Что касается другого типа взаимодействий — конкуренции,то здесь чаще всего анализ сконцентрирован на наиболее яркой ее форме, а именно на конфликте. При изучении конфликта соци­альной психологией прежде всего необходимо определение собст­венного угла зрения в этой проблеме, поскольку конфликты вы­ступают предметом исследования и в ряде других дисциплин: со­циологии, политологии и пр. Социальная психология сосредоточивает свое внимание на двух вопросах: с одной стороны, на анализе вторичных социально-пси­хологических аспектов в каждом конфликте (например, осознание конфликта его участниками); с другой — на выделении частного класса конфликтов, порождаемых специфическими социально-пси­хологическими факторами. Обе эти задачи могут быть успешно решены лишь при наличии адекватной понятийной схемы иссле­дования. Она должна охватить как минимум четыре основные ха­рактеристики конфликта: структуру, динамику, функцию и типо­логию конфликта (Петровская, 1977. С. 128).

Структура конфликта описывается по-разному разными авто­рами, но основные элементы практически принимаются всеми. Это — конфликтная ситуация, позиции участников (оппонентов), объект, «инцидент» (пусковой механизм), развитие и разрешение конфликта. Эти элементы ведут себя различно в зависимости от типа конфликта. Обыденное представление о том, что всякий кон­фликт обязательно имеет негативное значение, опровергнуто ря­дом специальных исследований. Так, в работах М. Дойча, одного из наиболее видных теоретиков конфликта, называются две раз­новидности конфликтов: деструктивные и продуктивные.

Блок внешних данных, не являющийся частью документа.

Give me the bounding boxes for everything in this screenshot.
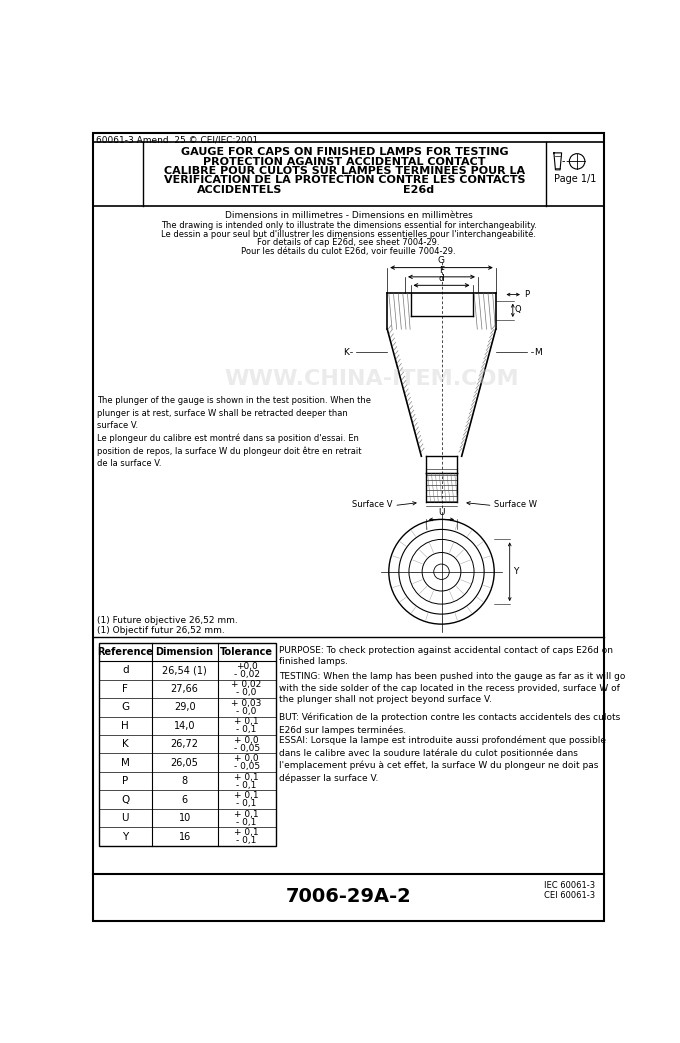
Text: 26,54 (1): 26,54 (1) [163, 665, 207, 675]
Text: M: M [121, 757, 130, 768]
Text: - 0,1: - 0,1 [237, 799, 257, 808]
Text: ACCIDENTELS: ACCIDENTELS [197, 186, 283, 195]
Text: + 0,1: + 0,1 [235, 792, 259, 800]
Text: Dimension: Dimension [156, 647, 214, 657]
Text: K: K [343, 347, 348, 357]
Text: 7006-29A-2: 7006-29A-2 [286, 888, 411, 906]
Text: - 0,1: - 0,1 [237, 818, 257, 826]
Text: K: K [122, 739, 129, 749]
Text: Q: Q [514, 306, 521, 314]
Text: 16: 16 [178, 831, 190, 842]
Text: - 0,0: - 0,0 [237, 688, 257, 697]
Text: Le plongeur du calibre est montré dans sa position d'essai. En
position de repos: Le plongeur du calibre est montré dans s… [97, 433, 361, 468]
Text: + 0,0: + 0,0 [235, 736, 259, 745]
Text: Surface W: Surface W [494, 501, 537, 509]
Text: Surface V: Surface V [352, 501, 392, 509]
Text: The drawing is intended only to illustrate the dimensions essential for intercha: The drawing is intended only to illustra… [160, 221, 537, 229]
Text: 27,66: 27,66 [171, 684, 199, 694]
Text: Page 1/1: Page 1/1 [554, 174, 596, 185]
Text: + 0,1: + 0,1 [235, 718, 259, 726]
Text: d: d [439, 274, 444, 283]
Text: P: P [524, 290, 530, 299]
Text: - 0,1: - 0,1 [237, 836, 257, 845]
Text: 26,72: 26,72 [171, 739, 199, 749]
Text: PURPOSE: To check protection against accidental contact of caps E26d on
finished: PURPOSE: To check protection against acc… [279, 646, 613, 666]
Text: (1) Future objective 26,52 mm.: (1) Future objective 26,52 mm. [97, 615, 237, 625]
Text: U: U [438, 508, 445, 517]
Text: WWW.CHINA-ITEM.COM: WWW.CHINA-ITEM.COM [224, 369, 519, 389]
Text: Pour les détails du culot E26d, voir feuille 7004-29.: Pour les détails du culot E26d, voir feu… [241, 247, 456, 256]
Text: E26d: E26d [403, 186, 434, 195]
Text: CALIBRE POUR CULOTS SUR LAMPES TERMINEES POUR LA: CALIBRE POUR CULOTS SUR LAMPES TERMINEES… [164, 166, 525, 176]
Text: (1) Objectif futur 26,52 mm.: (1) Objectif futur 26,52 mm. [97, 626, 224, 634]
Text: - 0,0: - 0,0 [237, 706, 257, 715]
Text: Y: Y [122, 831, 129, 842]
Text: Q: Q [121, 795, 129, 805]
Text: F: F [122, 684, 129, 694]
Text: Le dessin a pour seul but d'illustrer les dimensions essentielles pour l'interch: Le dessin a pour seul but d'illustrer le… [161, 229, 536, 239]
Text: M: M [534, 347, 542, 357]
Text: + 0,0: + 0,0 [235, 754, 259, 763]
Text: 10: 10 [178, 814, 190, 823]
Text: + 0,03: + 0,03 [231, 699, 262, 708]
Text: - 0,1: - 0,1 [237, 725, 257, 734]
Text: U: U [122, 814, 129, 823]
Text: 8: 8 [182, 776, 188, 786]
Text: 60061-3 Amend. 25 © CEI/IEC:2001: 60061-3 Amend. 25 © CEI/IEC:2001 [96, 136, 258, 145]
Text: - 0,1: - 0,1 [237, 780, 257, 790]
Text: TESTING: When the lamp has been pushed into the gauge as far as it will go
with : TESTING: When the lamp has been pushed i… [279, 672, 625, 704]
Text: The plunger of the gauge is shown in the test position. When the
plunger is at r: The plunger of the gauge is shown in the… [97, 396, 371, 430]
Text: BUT: Vérification de la protection contre les contacts accidentels des culots
E2: BUT: Vérification de la protection contr… [279, 712, 620, 734]
Text: For details of cap E26d, see sheet 7004-29.: For details of cap E26d, see sheet 7004-… [257, 239, 440, 247]
Text: 6: 6 [182, 795, 188, 805]
Text: VERIFICATION DE LA PROTECTION CONTRE LES CONTACTS: VERIFICATION DE LA PROTECTION CONTRE LES… [164, 175, 526, 186]
Text: H: H [122, 721, 129, 731]
Text: - 0,02: - 0,02 [234, 670, 260, 679]
Text: - 0,05: - 0,05 [233, 762, 260, 771]
Text: GAUGE FOR CAPS ON FINISHED LAMPS FOR TESTING: GAUGE FOR CAPS ON FINISHED LAMPS FOR TES… [181, 147, 509, 157]
Text: 29,0: 29,0 [174, 702, 195, 712]
Text: + 0,1: + 0,1 [235, 828, 259, 838]
Text: G: G [438, 257, 445, 265]
Text: d: d [122, 665, 129, 675]
Text: 14,0: 14,0 [174, 721, 195, 731]
Text: CEI 60061-3: CEI 60061-3 [544, 891, 595, 899]
Text: + 0,1: + 0,1 [235, 809, 259, 819]
Text: ESSAI: Lorsque la lampe est introduite aussi profondément que possible
dans le c: ESSAI: Lorsque la lampe est introduite a… [279, 735, 606, 782]
Text: Tolerance: Tolerance [220, 647, 273, 657]
Text: + 0,02: + 0,02 [231, 680, 262, 689]
Text: PROTECTION AGAINST ACCIDENTAL CONTACT: PROTECTION AGAINST ACCIDENTAL CONTACT [203, 156, 486, 167]
Text: Y: Y [513, 567, 518, 577]
Text: G: G [121, 702, 129, 712]
Text: Reference: Reference [97, 647, 153, 657]
Text: P: P [122, 776, 129, 786]
Text: 26,05: 26,05 [171, 757, 199, 768]
Bar [99, 642, 275, 846]
Text: +0,0: +0,0 [236, 662, 258, 671]
Text: - 0,05: - 0,05 [233, 744, 260, 753]
Text: F: F [439, 266, 444, 274]
Text: IEC 60061-3: IEC 60061-3 [544, 881, 595, 891]
Text: + 0,1: + 0,1 [235, 773, 259, 782]
Text: Dimensions in millimetres - Dimensions en millimètres: Dimensions in millimetres - Dimensions e… [224, 212, 473, 220]
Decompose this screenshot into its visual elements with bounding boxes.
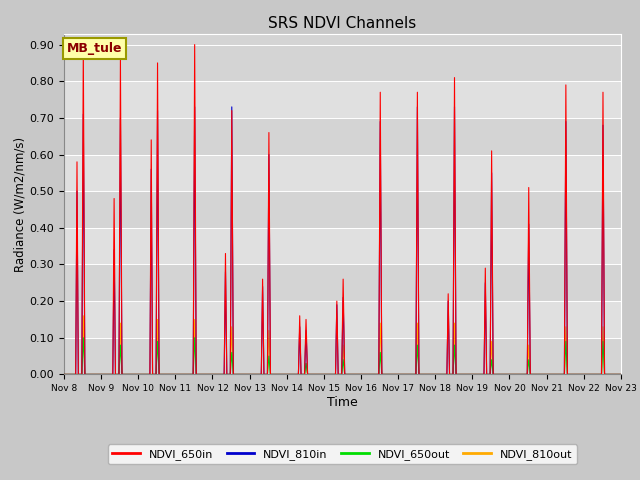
Title: SRS NDVI Channels: SRS NDVI Channels	[268, 16, 417, 31]
Text: MB_tule: MB_tule	[67, 42, 122, 55]
Bar	[64, 45, 621, 81]
Bar	[64, 191, 621, 228]
Bar	[64, 338, 621, 374]
Bar	[64, 228, 621, 264]
Bar	[64, 81, 621, 118]
Bar	[64, 301, 621, 338]
X-axis label: Time: Time	[327, 396, 358, 409]
Y-axis label: Radiance (W/m2/nm/s): Radiance (W/m2/nm/s)	[13, 136, 27, 272]
Bar	[64, 155, 621, 191]
Bar	[64, 264, 621, 301]
Bar	[64, 118, 621, 155]
Legend: NDVI_650in, NDVI_810in, NDVI_650out, NDVI_810out: NDVI_650in, NDVI_810in, NDVI_650out, NDV…	[108, 444, 577, 464]
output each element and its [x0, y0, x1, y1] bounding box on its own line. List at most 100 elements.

Определение деструктивного конфликта в большей степени совпадает с обыденным представлением. Именно такого типа кон­фликт ведет к рассогласованию взаимодействия, к его расшатыва­нию. Деструктивный конфликт чаще становится не зависимым от причины, его породившей, и легче приводит к переходу «на лич­ности», чем и порождает стрессы. Для него характерно специфи­ческое развитие, а именно расширение количества вовлеченных участников, их конфликтных действий, умножение количества негативных установок в адрес друг друга и остроты высказываний («экспансия» конфликта). Другая черта — «эскалация» конфликта» означает наращивание напряженности, включение все большего* числа ложных восприятий как черт и качеств оппонента, так и самих ситуаций взаимодействия, рост предубежденности против партнера. Понятно, что разрешение такого типа конфликта осо­бенно сложно, основной способ разрешения — компромисс — здесь реализуется с большими затруднениями.

Продуктивный конфликт чаще возникает в том случае, когда столкновение касается не несовместимости личностей, а порож­дено различием точек зрения на какую-либо проблему, на спосо­бы ее решения. В таком случае сам конфликт способствует фор­мированию более всестороннего понимания проблемы, а также мотивации партнера, защищающего другую точку зрения — она становится более «легитимной». Сам факт другой аргументации, признания ее законности способствует развитию элементов ко­оперативного взаимодействия внутри конфликта и тем самым от­крывает возможности его регулирования и разрешения, а значит, и нахождения оптимального решения дискутируемой проблемы.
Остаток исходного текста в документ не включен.